State of New Jersey v. State of New York, 118 S.Ct. 1726 (1998) seemed particularly apropos. The two states agreed in 1834 that Ellis Island would be part of New York and all of the water surrounding the island would become part of New Jersey. That was great when Ellis Island was a speck. New York began to expand the size of the island as it evolved as a processing center for new immigrants arriving in the United States in the late 19th Century. Eventually Ellis Island grew to 27 acres. New Jersey argued that everything except the original plot should belong to New Jersey.
However the District is not a state and it lacks voting representation in the U.S. Congress needed to press its interests. For years, DC license plates have protested this inequity of "taxation without representation." With that, I wondered, would DC get the new land or would Virginia? Loyal 12MC reader "Greg" (known to baristas everywhere as Gerg) researched the statutory underpinnings, and I’m sad to report to my friends in the District that they will get shortchanged again. Actually, a different word came to mind although I like to keep 12MC family friendly so feel free to fill in the blank yourself.
The boundary between the District of Columbia and Virginia was last clarified by an Act of Congress in 1945, 59 Stat. 552 (included within a very large document I don’t recommend you necessarily download). The pertinent section said:
…that whenever said mean high-water mark on the Virginia shore is altered by artificial fills and excavations made by the United States, or by alluvion or erosion, then the boundary shall follow the new mean high-water mark on the Virginia shore as altered.
This was the Act that also placed what was then called simply National Airport within the boundaries of the Commonwealth of Virginia. The future runway shift at the current Ronald Reagan Washington National Airport — since it will be created "by artificial fills and excavations made by the United States" — would seemingly become part of Virginia. That’s they way I interpret it, bearing in mind I’m a purveyor of geo-oddities and not an attorney or legal expert by any stretch of the imagination. Arlington County, Virginia will likely grow in land area by 4.51 acres and the District of Columbia will decrease in water area correspondingly sometime in late 2015.
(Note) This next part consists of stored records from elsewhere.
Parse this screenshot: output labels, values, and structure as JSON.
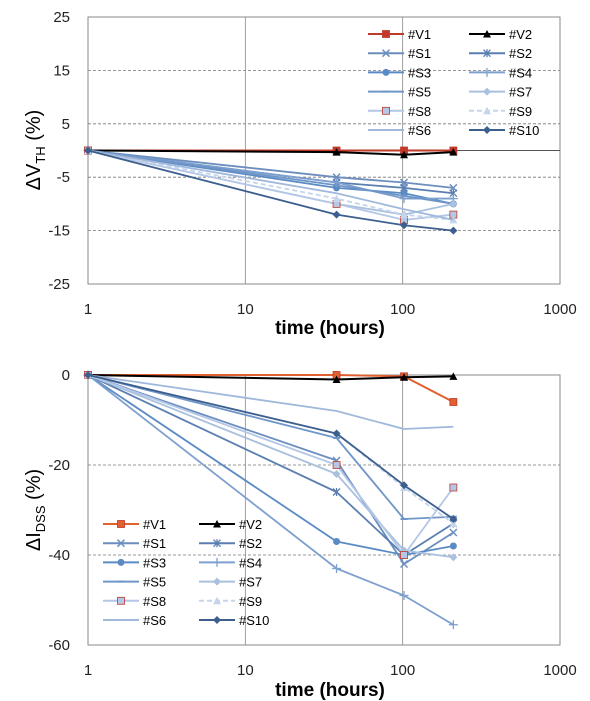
{
  "chart_data": [
    {
      "type": "line",
      "x_scale": "log",
      "xlim": [
        1,
        1000
      ],
      "ylim": [
        -25,
        25
      ],
      "x_ticks": [
        "1",
        "10",
        "100",
        "1000"
      ],
      "y_ticks": [
        "25",
        "15",
        "5",
        "-5",
        "-15",
        "-25"
      ],
      "xlabel": "time (hours)",
      "ylabel_main": "ΔV",
      "ylabel_sub": "TH",
      "ylabel_unit": " (%)",
      "grid": "dashed horizontal, solid vertical at decades",
      "legend_position": "top-right",
      "series": [
        {
          "name": "#V1",
          "x": [
            1,
            38,
            102,
            210
          ],
          "values": [
            0,
            0,
            0,
            0
          ],
          "color": "#c0392b",
          "marker": "square",
          "dash": ""
        },
        {
          "name": "#V2",
          "x": [
            1,
            38,
            102,
            210
          ],
          "values": [
            0,
            -0.3,
            -0.8,
            -0.3
          ],
          "color": "#000000",
          "marker": "triangle",
          "dash": ""
        },
        {
          "name": "#S1",
          "x": [
            1,
            38,
            102,
            210
          ],
          "values": [
            0,
            -5,
            -6,
            -7
          ],
          "color": "#6c8ebf",
          "marker": "x",
          "dash": ""
        },
        {
          "name": "#S2",
          "x": [
            1,
            38,
            102,
            210
          ],
          "values": [
            0,
            -6,
            -7,
            -8
          ],
          "color": "#5a7fb0",
          "marker": "star",
          "dash": ""
        },
        {
          "name": "#S3",
          "x": [
            1,
            38,
            102,
            210
          ],
          "values": [
            0,
            -7,
            -8,
            -10
          ],
          "color": "#5b8bc4",
          "marker": "circle",
          "dash": ""
        },
        {
          "name": "#S4",
          "x": [
            1,
            38,
            102,
            210
          ],
          "values": [
            0,
            -6,
            -9,
            -9
          ],
          "color": "#7da0cf",
          "marker": "plus",
          "dash": ""
        },
        {
          "name": "#S5",
          "x": [
            1,
            38,
            102,
            210
          ],
          "values": [
            0,
            -6.5,
            -8.5,
            -10
          ],
          "color": "#6f96c8",
          "marker": "dash",
          "dash": ""
        },
        {
          "name": "#S7",
          "x": [
            1,
            38,
            102,
            210
          ],
          "values": [
            0,
            -10,
            -12,
            -10
          ],
          "color": "#a9c0de",
          "marker": "diamond",
          "dash": ""
        },
        {
          "name": "#S8",
          "x": [
            1,
            38,
            102,
            210
          ],
          "values": [
            0,
            -10,
            -13,
            -12
          ],
          "color": "#b4c7e7",
          "marker": "square",
          "dash": ""
        },
        {
          "name": "#S9",
          "x": [
            1,
            38,
            102,
            210
          ],
          "values": [
            0,
            -9,
            -12,
            -13
          ],
          "color": "#c5d5ec",
          "marker": "triangle",
          "dash": "5,3"
        },
        {
          "name": "#S6",
          "x": [
            1,
            38,
            102,
            210
          ],
          "values": [
            0,
            -8,
            -11,
            -13
          ],
          "color": "#9fb8db",
          "marker": "none",
          "dash": ""
        },
        {
          "name": "#S10",
          "x": [
            1,
            38,
            102,
            210
          ],
          "values": [
            0,
            -12,
            -14,
            -15
          ],
          "color": "#3d5f8e",
          "marker": "diamond",
          "dash": ""
        }
      ]
    },
    {
      "type": "line",
      "x_scale": "log",
      "xlim": [
        1,
        1000
      ],
      "ylim": [
        -60,
        0
      ],
      "x_ticks": [
        "1",
        "10",
        "100",
        "1000"
      ],
      "y_ticks": [
        "0",
        "-20",
        "-40",
        "-60"
      ],
      "xlabel": "time (hours)",
      "ylabel_main": "ΔI",
      "ylabel_sub": "DSS",
      "ylabel_unit": " (%)",
      "grid": "dashed horizontal, solid vertical at decades",
      "legend_position": "bottom-left",
      "series": [
        {
          "name": "#V1",
          "x": [
            1,
            38,
            102,
            210
          ],
          "values": [
            0,
            0,
            -0.3,
            -6
          ],
          "color": "#e06030",
          "marker": "square",
          "dash": ""
        },
        {
          "name": "#V2",
          "x": [
            1,
            38,
            102,
            210
          ],
          "values": [
            0,
            -1,
            -0.5,
            -0.3
          ],
          "color": "#000000",
          "marker": "triangle",
          "dash": ""
        },
        {
          "name": "#S1",
          "x": [
            1,
            38,
            102,
            210
          ],
          "values": [
            0,
            -19,
            -42,
            -35
          ],
          "color": "#6c8ebf",
          "marker": "x",
          "dash": ""
        },
        {
          "name": "#S2",
          "x": [
            1,
            38,
            102,
            210
          ],
          "values": [
            0,
            -26,
            -40,
            -33
          ],
          "color": "#5a7fb0",
          "marker": "star",
          "dash": ""
        },
        {
          "name": "#S3",
          "x": [
            1,
            38,
            102,
            210
          ],
          "values": [
            0,
            -37,
            -40,
            -38
          ],
          "color": "#5b8bc4",
          "marker": "circle",
          "dash": ""
        },
        {
          "name": "#S4",
          "x": [
            1,
            38,
            102,
            210
          ],
          "values": [
            0,
            -43,
            -49,
            -55.5
          ],
          "color": "#7da0cf",
          "marker": "plus",
          "dash": ""
        },
        {
          "name": "#S5",
          "x": [
            1,
            38,
            102,
            210
          ],
          "values": [
            0,
            -14,
            -32,
            -31.5
          ],
          "color": "#6f96c8",
          "marker": "dash",
          "dash": ""
        },
        {
          "name": "#S7",
          "x": [
            1,
            38,
            102,
            210
          ],
          "values": [
            0,
            -22,
            -39,
            -40.5
          ],
          "color": "#a9c0de",
          "marker": "diamond",
          "dash": ""
        },
        {
          "name": "#S8",
          "x": [
            1,
            38,
            102,
            210
          ],
          "values": [
            0,
            -20,
            -40,
            -25
          ],
          "color": "#b4c7e7",
          "marker": "square",
          "dash": ""
        },
        {
          "name": "#S9",
          "x": [
            1,
            38,
            102,
            210
          ],
          "values": [
            0,
            -13,
            -25,
            -33
          ],
          "color": "#c5d5ec",
          "marker": "triangle",
          "dash": "5,3"
        },
        {
          "name": "#S6",
          "x": [
            1,
            38,
            102,
            210
          ],
          "values": [
            0,
            -8,
            -12,
            -11.5
          ],
          "color": "#9fb8db",
          "marker": "none",
          "dash": ""
        },
        {
          "name": "#S10",
          "x": [
            1,
            38,
            102,
            210
          ],
          "values": [
            0,
            -13,
            -24.5,
            -32
          ],
          "color": "#3d5f8e",
          "marker": "diamond",
          "dash": ""
        }
      ]
    }
  ]
}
This will not jeopardize Arlington’s standing as the smallest completely self-governing county in the United States. Mathematically, it takes 640 acres to cover one square mile so a growth of 4.51 acres is only .007 square miles. Currently Arlington stands at 25.97 square miles and the next contender, Broomfield County, Colorado, is at 33.03. They’d have to fill in a hundred times more river to get into Broomfield’s range.
The District of Columbia can take some small solace in knowing that the newly-created land will still have a tenuous connection to DC: the entire airport has a Washington, DC mailing address, even though it’s in Virginia.